Politics Magazine

Skin In

Posted on the 23 October 2021 by Steveawiggins @stawiggins
Skin In

It took me back to my younger years.  Tanya Krzywinska’s A Skin for Dancing In: Possession, Witchcraft and Voodoo in Film.  Wide ranging and insightful, this book was a delight to read.  Published in 2000, it discusses many movies that I watched in the eighties and which had somehow managed to be overrun by other stimuli since then.  I like to think that, even if recall isn’t instant, that we never truly lose the books we’ve read or movies we’ve watched.  (Some we may wish to forget, but that seems a sure way not to achieve that goal!)  As her subtitle says, Krzywinska’s book analyzes possession, witchcraft, and voodoo.  Since there are so many examples of these the discussion has to be selective, but she’s got a keen eye for choosing evocative films.

As any of my regular readers know (both of you!) I don’t really review the books in my “reviews.”  I limit myself to about 500 words and I don’t like to give spoilers.  A Skin for Dancing In would require quite a few words even to summarize.  Krzywinska covers demonology, possession, sacrifice, paganism, witchcraft, voodoo, and more, in several movies.  What really struck me in reading this was that she comes to a similar conclusion to what I’ve found—people learn about these things through film.  Scholars tend not to write much about such things (although this has improved somewhat since the turn of the millennium).  The average person doesn’t read academic books, and since culture has become “rational” there’s not much talk about such things from discoursing heads.  Still, movies.

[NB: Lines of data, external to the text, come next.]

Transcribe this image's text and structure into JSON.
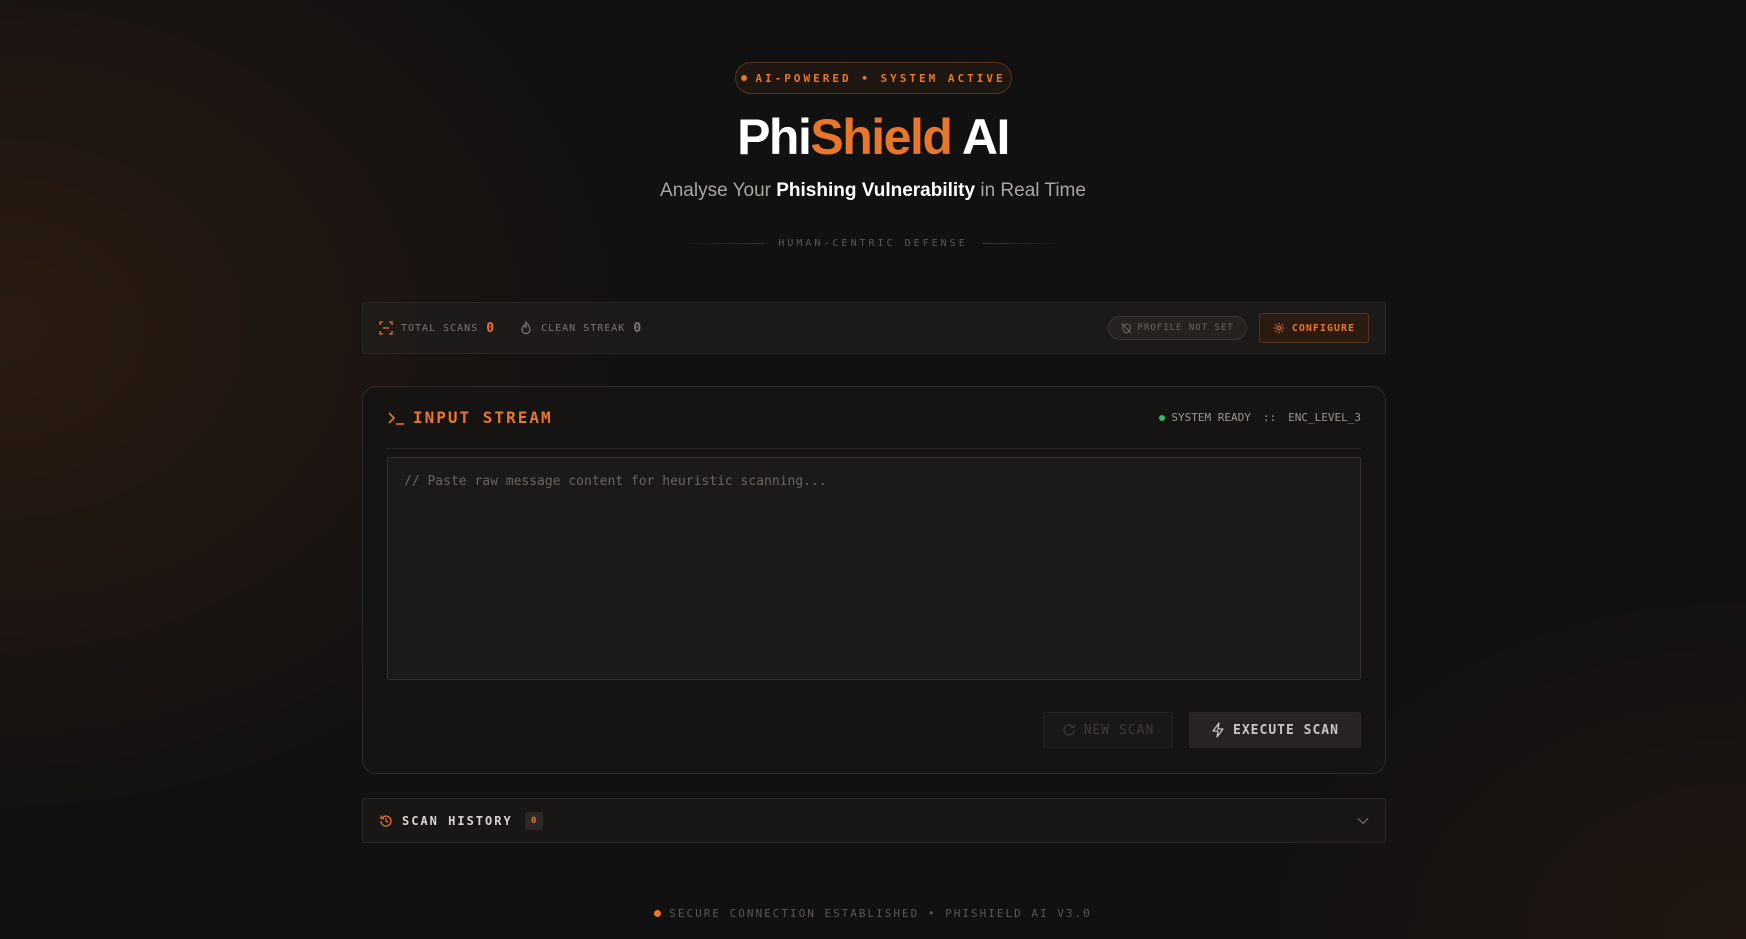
{
  "header": {
    "badge": "AI-POWERED • SYSTEM ACTIVE",
    "title_part1": "Phi",
    "title_part2": "Shield",
    "title_part3": " AI",
    "subtitle_pre": "Analyse Your ",
    "subtitle_bold": "Phishing Vulnerability",
    "subtitle_post": " in Real Time",
    "divider_text": "HUMAN-CENTRIC DEFENSE"
  },
  "stats": {
    "total_scans_label": "TOTAL SCANS",
    "total_scans_value": "0",
    "clean_streak_label": "CLEAN STREAK",
    "clean_streak_value": "0",
    "profile_label": "PROFILE NOT SET",
    "configure_label": "CONFIGURE"
  },
  "input_panel": {
    "title": "INPUT STREAM",
    "system_status": "SYSTEM READY",
    "separator": "::",
    "enc_level": "ENC_LEVEL_3",
    "placeholder": "// Paste raw message content for heuristic scanning...",
    "new_scan_label": "NEW SCAN",
    "execute_scan_label": "EXECUTE SCAN"
  },
  "history": {
    "label": "SCAN HISTORY",
    "count": "0"
  },
  "footer": {
    "text": "SECURE CONNECTION ESTABLISHED • PHISHIELD AI V3.0"
  },
  "colors": {
    "accent": "#e8762b",
    "ready": "#22c55e",
    "background": "#121111"
  }
}
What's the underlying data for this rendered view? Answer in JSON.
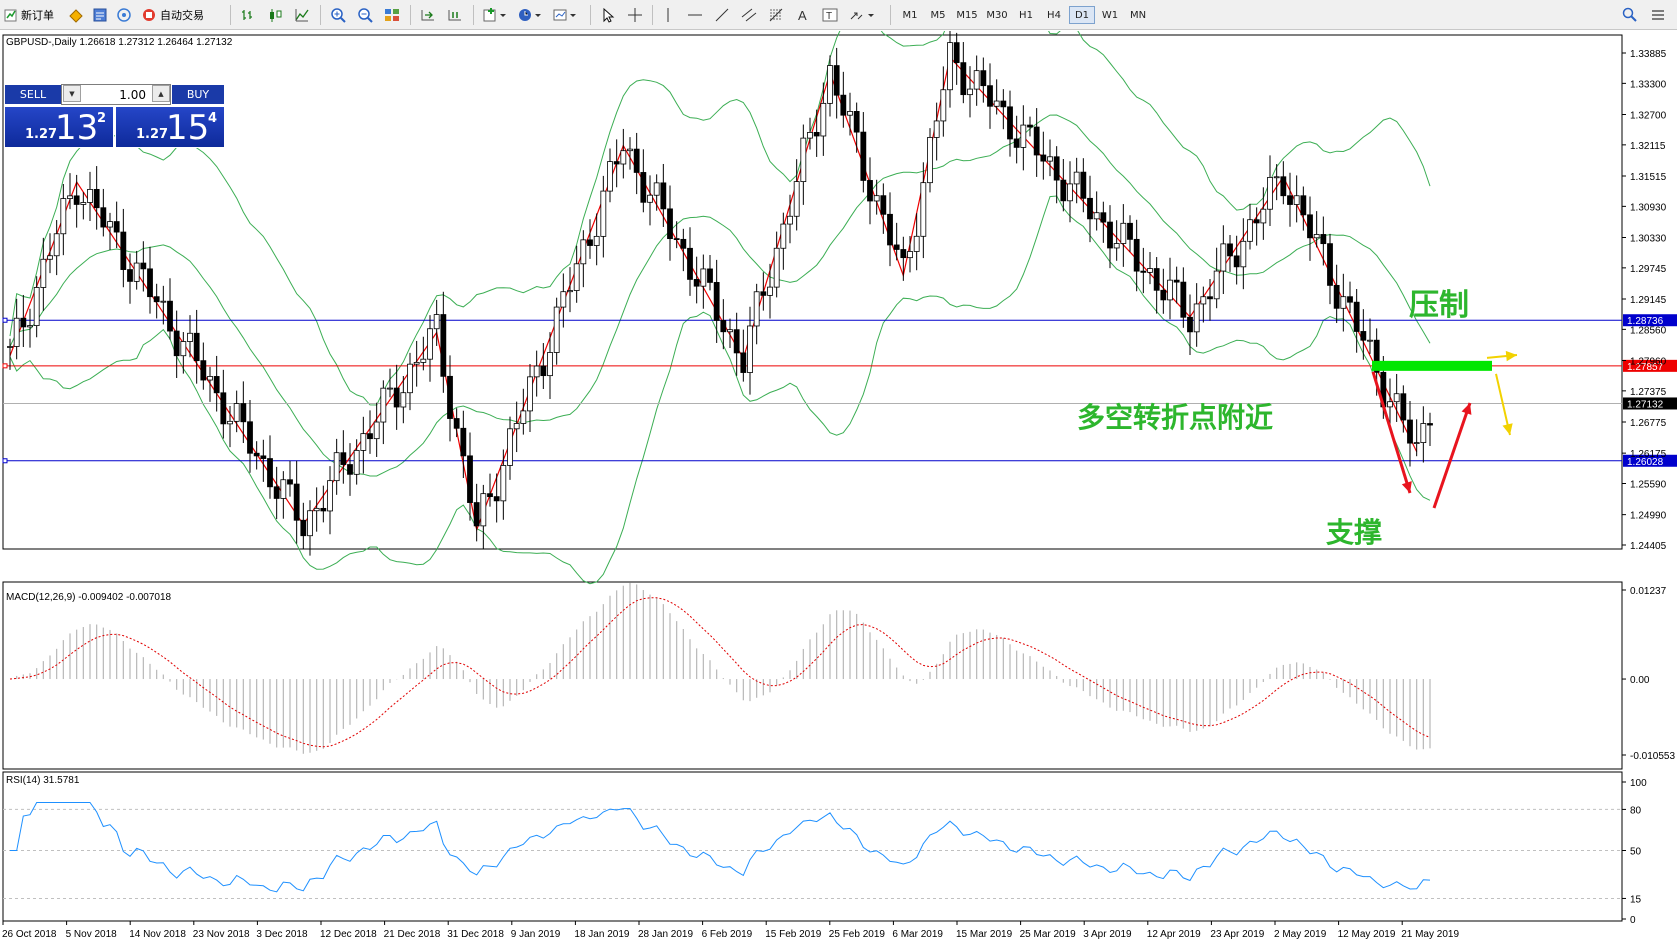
{
  "toolbar": {
    "new_order_label": "新订单",
    "autotrading_label": "自动交易",
    "timeframes": [
      "M1",
      "M5",
      "M15",
      "M30",
      "H1",
      "H4",
      "D1",
      "W1",
      "MN"
    ],
    "active_timeframe": "D1"
  },
  "trade_panel": {
    "sell_label": "SELL",
    "buy_label": "BUY",
    "lot": "1.00",
    "sell_prefix": "1.27",
    "sell_big": "13",
    "sell_sup": "2",
    "buy_prefix": "1.27",
    "buy_big": "15",
    "buy_sup": "4"
  },
  "chart": {
    "header": "GBPUSD-,Daily  1.26618 1.27312 1.26464 1.27132",
    "price_axis": [
      "1.33885",
      "1.33300",
      "1.32700",
      "1.32115",
      "1.31515",
      "1.30930",
      "1.30330",
      "1.29745",
      "1.29145",
      "1.28560",
      "1.27960",
      "1.27375",
      "1.26775",
      "1.26175",
      "1.25590",
      "1.24990",
      "1.24405"
    ],
    "price_axis_min": 1.24405,
    "price_axis_max": 1.33885,
    "date_axis": [
      "26 Oct 2018",
      "5 Nov 2018",
      "14 Nov 2018",
      "23 Nov 2018",
      "3 Dec 2018",
      "12 Dec 2018",
      "21 Dec 2018",
      "31 Dec 2018",
      "9 Jan 2019",
      "18 Jan 2019",
      "28 Jan 2019",
      "6 Feb 2019",
      "15 Feb 2019",
      "25 Feb 2019",
      "6 Mar 2019",
      "15 Mar 2019",
      "25 Mar 2019",
      "3 Apr 2019",
      "12 Apr 2019",
      "23 Apr 2019",
      "2 May 2019",
      "12 May 2019",
      "21 May 2019"
    ],
    "hlines": [
      {
        "price": 1.28736,
        "label": "1.28736",
        "color": "#0000cc"
      },
      {
        "price": 1.27857,
        "label": "1.27857",
        "color": "#ee0000"
      },
      {
        "price": 1.27132,
        "label": "1.27132",
        "color": "#000000"
      },
      {
        "price": 1.26028,
        "label": "1.26028",
        "color": "#0000cc"
      }
    ],
    "annotations": {
      "resistance": "压制",
      "pivot": "多空转折点附近",
      "support": "支撑"
    },
    "colors": {
      "annotation_text": "#2db62d",
      "zigzag": "#ee0000",
      "bands": "#3cae54",
      "pivot_bar": "#00e600",
      "arrow_red": "#e8141e",
      "arrow_yellow": "#f2d200"
    }
  },
  "macd": {
    "header": "MACD(12,26,9) -0.009402 -0.007018",
    "axis": [
      "0.01237",
      "0.00",
      "-0.010553"
    ]
  },
  "rsi": {
    "header": "RSI(14) 31.5781",
    "axis": [
      "100",
      "80",
      "50",
      "15",
      "0"
    ],
    "levels": [
      80,
      50,
      15
    ]
  }
}
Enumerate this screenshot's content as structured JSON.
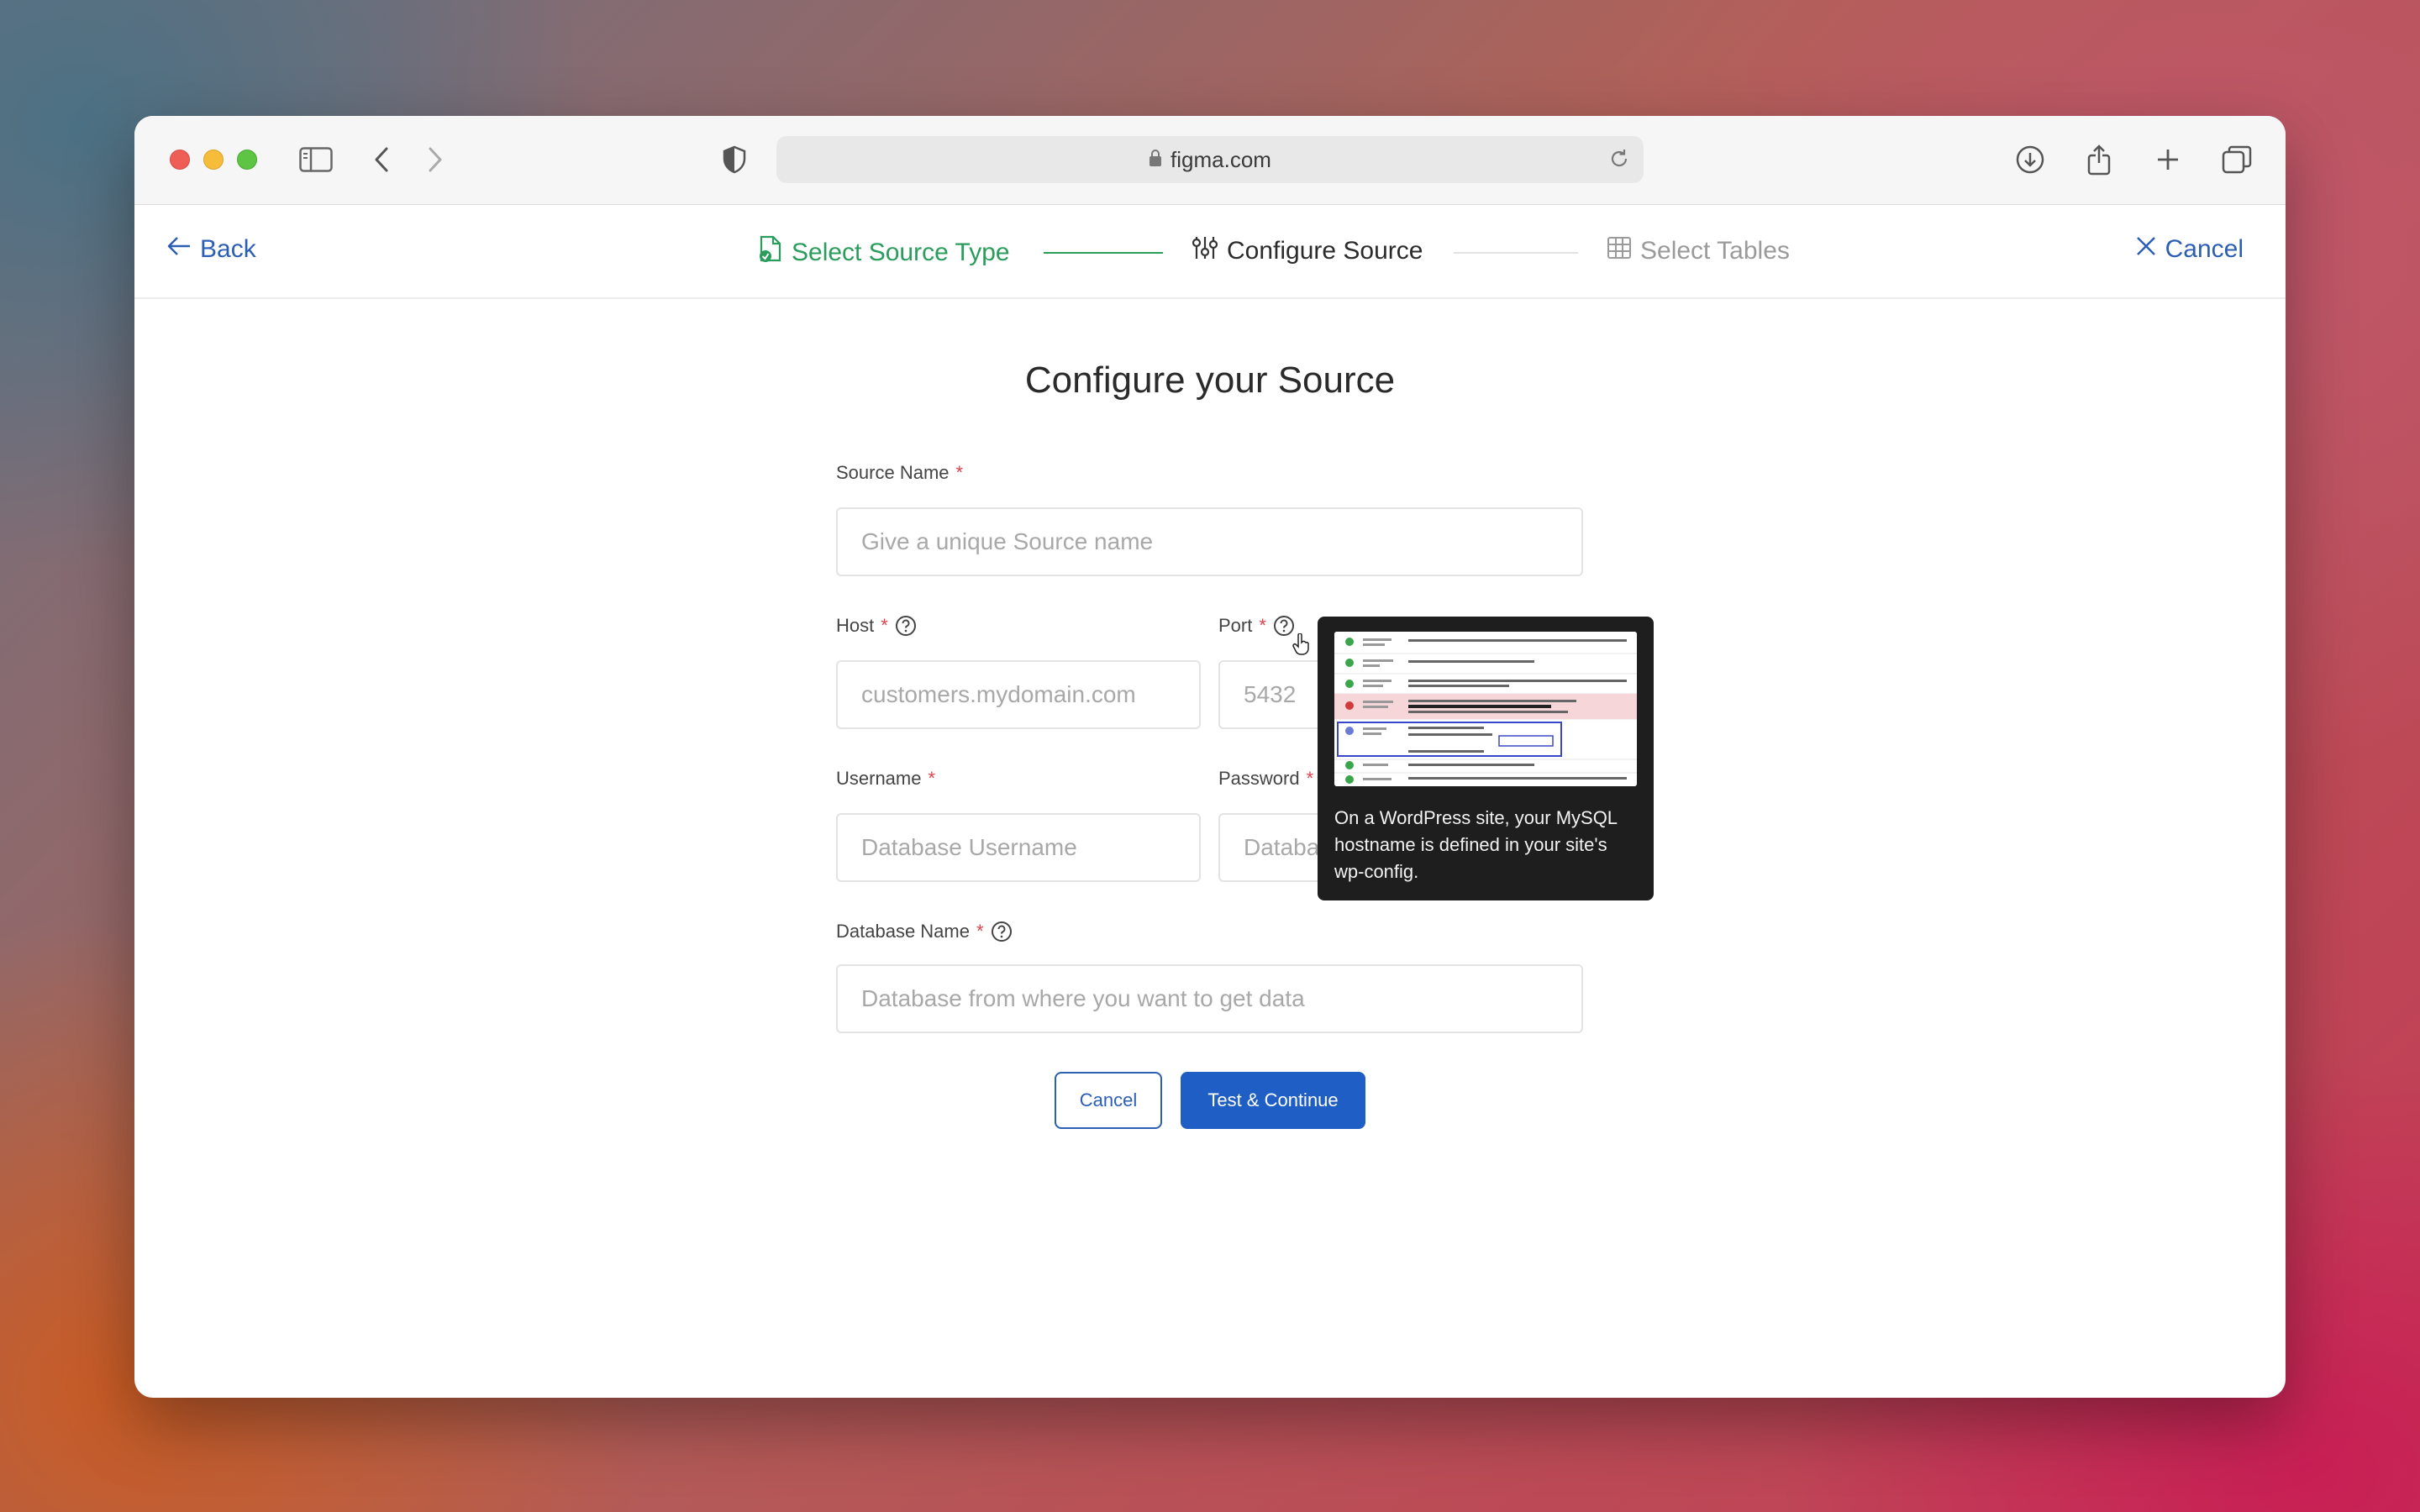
{
  "browser": {
    "url": "figma.com"
  },
  "stepper": {
    "back_label": "Back",
    "cancel_label": "Cancel",
    "steps": [
      {
        "label": "Select Source Type",
        "state": "done"
      },
      {
        "label": "Configure Source",
        "state": "active"
      },
      {
        "label": "Select Tables",
        "state": "pending"
      }
    ]
  },
  "form": {
    "title": "Configure your Source",
    "source_name": {
      "label": "Source Name",
      "required_mark": "*",
      "placeholder": "Give a unique Source name",
      "value": ""
    },
    "host": {
      "label": "Host",
      "required_mark": "*",
      "placeholder": "customers.mydomain.com",
      "value": ""
    },
    "port": {
      "label": "Port",
      "required_mark": "*",
      "placeholder": "5432",
      "value": ""
    },
    "username": {
      "label": "Username",
      "required_mark": "*",
      "placeholder": "Database Username",
      "value": ""
    },
    "password": {
      "label": "Password",
      "required_mark": "*",
      "placeholder": "Database Password",
      "value": ""
    },
    "database_name": {
      "label": "Database Name",
      "required_mark": "*",
      "placeholder": "Database from where you want to get data",
      "value": ""
    },
    "cancel_button": "Cancel",
    "submit_button": "Test & Continue"
  },
  "tooltip": {
    "text": "On a WordPress site, your MySQL hostname is defined in your site's wp-config."
  },
  "colors": {
    "accent_blue": "#1f5fc5",
    "link_blue": "#2a5fb4",
    "success_green": "#2a9d5c",
    "required_red": "#e0424c"
  }
}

These topics make for great movies.  One of the points I’ve made in my own work is that what we know about demons comes from the cinema.  It seems that we should pay close attention to what movies tell us.  They’re the “public intellectuals” that many academics want to be.  A Skin for Dancing In is a good example—it’s compelling, if a little academic, but very hard to find.  It’s difficult to lead public discussion if your book is limited to university libraries and those who have access to them.  Of course, you don’t need a talented scholar to tell you how to watch a movie, but I was reminded here of many films I thought I had forgotten.  And what’s more, I have a deeper understanding of how they fit into the larger world of cinematic possession.  This is one of those books I wish I’d found sooner.